Hi. How ya doin'?
Okay. So this is like the third or fourth time in the last three months I've had to come on here and publicly beg forgiveness from my one or two loyal readers regarding my inability to consistently and constantly update this blog. So here it goes...
I'M SORRY. OH GOD IN HEAVEN, I AM SORRY. PLEASE, PLEASE, PLEASE FORGIVE ME. I DIDN'T MEAN IT.
There, that's taken care of.
What have I been up to, you ask? What has kept me from bloggin it up doggystyle?
Graduate School.
I am currently locked in the basement of my college. That's right - I'm studying at 5:30 on a Friday afternoon. During football season no less. Disgraceful.
So before you go pointing your finger at me for not contributing my brilliant observations to the blogosphere for well over a month, allow me to point out that I have been quite busy.

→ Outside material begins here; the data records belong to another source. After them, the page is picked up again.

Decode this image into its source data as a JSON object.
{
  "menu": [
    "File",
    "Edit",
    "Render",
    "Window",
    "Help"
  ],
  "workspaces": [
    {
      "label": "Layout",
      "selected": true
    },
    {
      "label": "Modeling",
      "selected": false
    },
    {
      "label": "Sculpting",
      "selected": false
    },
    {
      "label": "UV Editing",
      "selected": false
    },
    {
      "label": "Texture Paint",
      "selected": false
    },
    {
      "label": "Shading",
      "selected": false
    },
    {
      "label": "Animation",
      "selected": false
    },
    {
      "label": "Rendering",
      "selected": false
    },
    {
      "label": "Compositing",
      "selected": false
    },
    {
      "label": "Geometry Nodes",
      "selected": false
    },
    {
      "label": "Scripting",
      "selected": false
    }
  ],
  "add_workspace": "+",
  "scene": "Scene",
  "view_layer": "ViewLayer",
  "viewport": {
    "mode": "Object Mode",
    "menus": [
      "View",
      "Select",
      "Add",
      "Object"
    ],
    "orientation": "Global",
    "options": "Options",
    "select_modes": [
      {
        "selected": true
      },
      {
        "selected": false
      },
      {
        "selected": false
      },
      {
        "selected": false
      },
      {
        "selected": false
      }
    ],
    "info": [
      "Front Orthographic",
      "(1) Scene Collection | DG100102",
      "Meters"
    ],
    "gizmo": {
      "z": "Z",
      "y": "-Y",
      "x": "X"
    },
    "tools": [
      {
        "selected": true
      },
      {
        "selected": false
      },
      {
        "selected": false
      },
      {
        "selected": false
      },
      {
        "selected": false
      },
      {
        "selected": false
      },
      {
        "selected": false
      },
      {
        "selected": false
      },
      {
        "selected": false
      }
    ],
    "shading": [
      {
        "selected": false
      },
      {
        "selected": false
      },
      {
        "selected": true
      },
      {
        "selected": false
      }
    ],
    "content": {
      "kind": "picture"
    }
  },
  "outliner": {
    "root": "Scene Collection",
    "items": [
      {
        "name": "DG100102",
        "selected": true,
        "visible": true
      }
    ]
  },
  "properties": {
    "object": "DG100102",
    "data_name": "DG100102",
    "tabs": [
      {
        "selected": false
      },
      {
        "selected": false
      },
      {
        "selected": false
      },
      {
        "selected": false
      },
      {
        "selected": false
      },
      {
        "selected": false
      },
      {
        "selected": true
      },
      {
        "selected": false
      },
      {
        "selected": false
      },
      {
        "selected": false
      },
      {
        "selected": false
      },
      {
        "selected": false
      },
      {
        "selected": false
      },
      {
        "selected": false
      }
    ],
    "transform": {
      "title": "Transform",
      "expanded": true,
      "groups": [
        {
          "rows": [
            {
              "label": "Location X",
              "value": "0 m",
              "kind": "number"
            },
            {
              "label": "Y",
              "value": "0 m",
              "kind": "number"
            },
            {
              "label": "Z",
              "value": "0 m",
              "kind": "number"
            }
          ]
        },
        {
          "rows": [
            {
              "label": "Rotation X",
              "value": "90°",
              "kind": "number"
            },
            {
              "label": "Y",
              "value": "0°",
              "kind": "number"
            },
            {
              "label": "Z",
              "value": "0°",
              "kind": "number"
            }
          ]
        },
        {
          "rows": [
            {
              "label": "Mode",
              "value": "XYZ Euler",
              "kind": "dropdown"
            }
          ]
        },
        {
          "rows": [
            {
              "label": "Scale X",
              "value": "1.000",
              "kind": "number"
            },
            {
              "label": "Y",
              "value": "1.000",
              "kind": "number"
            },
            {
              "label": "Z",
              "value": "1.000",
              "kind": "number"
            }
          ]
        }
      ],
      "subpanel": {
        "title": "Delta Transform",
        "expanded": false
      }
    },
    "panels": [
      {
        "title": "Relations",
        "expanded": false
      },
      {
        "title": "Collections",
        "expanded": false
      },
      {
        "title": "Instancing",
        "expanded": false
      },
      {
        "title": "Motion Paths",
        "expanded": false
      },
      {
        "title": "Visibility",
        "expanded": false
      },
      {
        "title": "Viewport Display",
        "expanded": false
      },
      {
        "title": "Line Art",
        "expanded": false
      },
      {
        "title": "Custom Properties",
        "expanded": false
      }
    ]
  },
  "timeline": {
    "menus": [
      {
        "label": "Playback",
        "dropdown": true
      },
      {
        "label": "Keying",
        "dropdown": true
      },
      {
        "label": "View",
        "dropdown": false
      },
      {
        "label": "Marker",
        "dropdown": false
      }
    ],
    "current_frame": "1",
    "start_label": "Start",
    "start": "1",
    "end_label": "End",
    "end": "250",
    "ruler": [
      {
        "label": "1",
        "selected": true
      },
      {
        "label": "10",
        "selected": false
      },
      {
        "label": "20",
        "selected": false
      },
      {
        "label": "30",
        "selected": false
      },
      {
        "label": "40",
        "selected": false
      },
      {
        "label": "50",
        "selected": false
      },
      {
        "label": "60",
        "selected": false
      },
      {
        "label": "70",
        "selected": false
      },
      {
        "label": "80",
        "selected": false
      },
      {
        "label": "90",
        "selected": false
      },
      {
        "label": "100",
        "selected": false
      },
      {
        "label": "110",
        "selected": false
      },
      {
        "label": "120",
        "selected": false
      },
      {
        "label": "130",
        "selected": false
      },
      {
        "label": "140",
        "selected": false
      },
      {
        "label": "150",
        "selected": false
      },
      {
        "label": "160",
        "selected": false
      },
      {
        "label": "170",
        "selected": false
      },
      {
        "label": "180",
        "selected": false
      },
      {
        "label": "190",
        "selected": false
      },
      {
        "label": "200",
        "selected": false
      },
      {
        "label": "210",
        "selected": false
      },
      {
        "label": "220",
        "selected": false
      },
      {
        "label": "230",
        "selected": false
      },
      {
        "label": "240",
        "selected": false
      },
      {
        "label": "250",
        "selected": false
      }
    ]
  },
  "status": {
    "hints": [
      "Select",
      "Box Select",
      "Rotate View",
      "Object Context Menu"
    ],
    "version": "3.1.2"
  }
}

Allow me to redeem myself. How about a nice, amusing LIST. Something like....
New Game Shows I'd Love to Watch While Stoned Out of My Gourd:
1. Dingo Verses Baby
2. Urinating For Dollars
3. Jeopardy - lobotomy Edition
4. Who Be Stanky?
5. Guess My Gender
6. Speed Crapping
7. Celebrity Speed Crapping
8. Eat My Midgets
Black Cocks9. Wheel of Lowered Expectations
10. Monday Night Sissy Slap Fight
Or how about...
New Band Names I'd Like To See in the Record Store:
1. Thunder Skunk
2. Reefer Beast
3. Clyde Nelson and His All eunuch Orchestra
4. Mariah Hari Cari
5. Surf Poodle
6. MC Snugglebunny & the Hug Posse
7. Remus Vanderbilt & the Monsters of Polka
8. Super Whore
9. The Rectal Scabs
Or what about...
New Book Titles I'd Like to See on the New Release Shelf at B. Dalton's:
1. Porcupine Wrangling for Children
2. How to Remove Your Kidneys for Dummies
3. Stephen King's Big Scary Book of Macro Economics
4. Why I'm An Annoying Airhead by Jessica Simpson
5. A Collection of Penthouse Forum Letters by Dear Abby
6. It Tastes Like Chicken Soup for the Cannibal's Soul
7. A Pictorial of Unflushed Interstate Restroom Toilets
8. Great Moments in the History of Tang
9. Confessions of a Mafia Hitman by Mario Rosetelli - No, Wait, That's Not My Real Name - I Meant To Write "By Antonio Fennucci" - Yeah, That's It.